Der 1933 geborene französische Autor Jean Vautrin hat seit den Sechzigern die Vorlagen für zahlreiche Filme und Comics geliefert, und führte darüber hinaus auch selbst Regie, etwa bei „Bei Bullen ‚singen‘ Freunde nicht“ mit Charles Bronson und Alain Delon.

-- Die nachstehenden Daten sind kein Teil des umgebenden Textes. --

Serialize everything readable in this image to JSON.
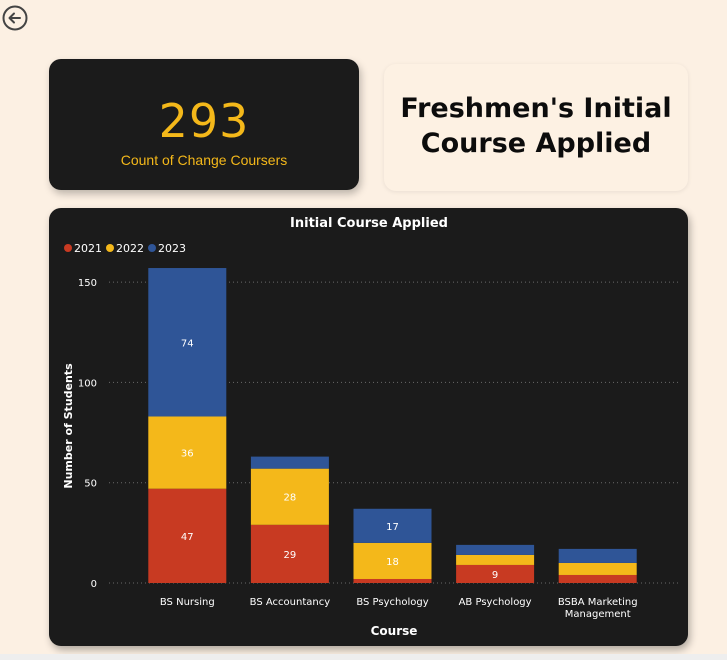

Bereits Jacques Tardi hatte sich mit „Die Macht des Volkes“ Vautrin angenommen, recht spät adaptierte sein Landsmann Hervé Barule jetzt dessen Roman „Canicule“ von 1982, der bereits zwei Jahre später von Genre-Spezialist Yves Boisset verfilmt wurde.

Hierzulande ist er als „Dog Day – Ein Mann rennt um sein Leben“ bisher nur auf VHS veröffentlicht worden. Eine höchst bizarre Geschichte, in der ein amerikanischer Gangster namens Jimmy Cobb mit der Beute aus einem Bankraub auf einer Farm im französischen Hinterland Unterschlupf findet, verfolgt von Polizei und anderen Kriminellen.

An sich nimmt Cobb an, sein größtes Problem seien seine Verfolger, doch auf der Farm wird er mit einer moralisch völlig verkommenen Sippe konfrontiert, die es ebenfalls auf sein Geld abgesehen hat.

Boisset hatte hier anscheinend eine Mischung aus klassischem Gangsterfilm und böser gesellschaftskritischer Groteske im Sinn, eine grundsätzlich sehr interessante Studie über Formen menschlicher Gier und Bösartigkeit, aber irgendwas ging bei der Umsetzung wohl ziemlich schief, trotz einer exzellenten Besetzung, darunter Lee Marvin (in einer seiner letzten Rollen), Miou-Miou, David Bennent und Jean Carmet.

Insofern gar nicht schlecht, dass Baru sich jetzt noch mal der interessanten Geschichte annahm, die dadurch moralisch nicht weniger fragwürdig ausfällt. Visuell ist der Franzose eh immer ein Genuss, aber auch erzählerisch bringt seine Umsetzung Vautrins provokanten Roman deutlich besser auf den Punkt.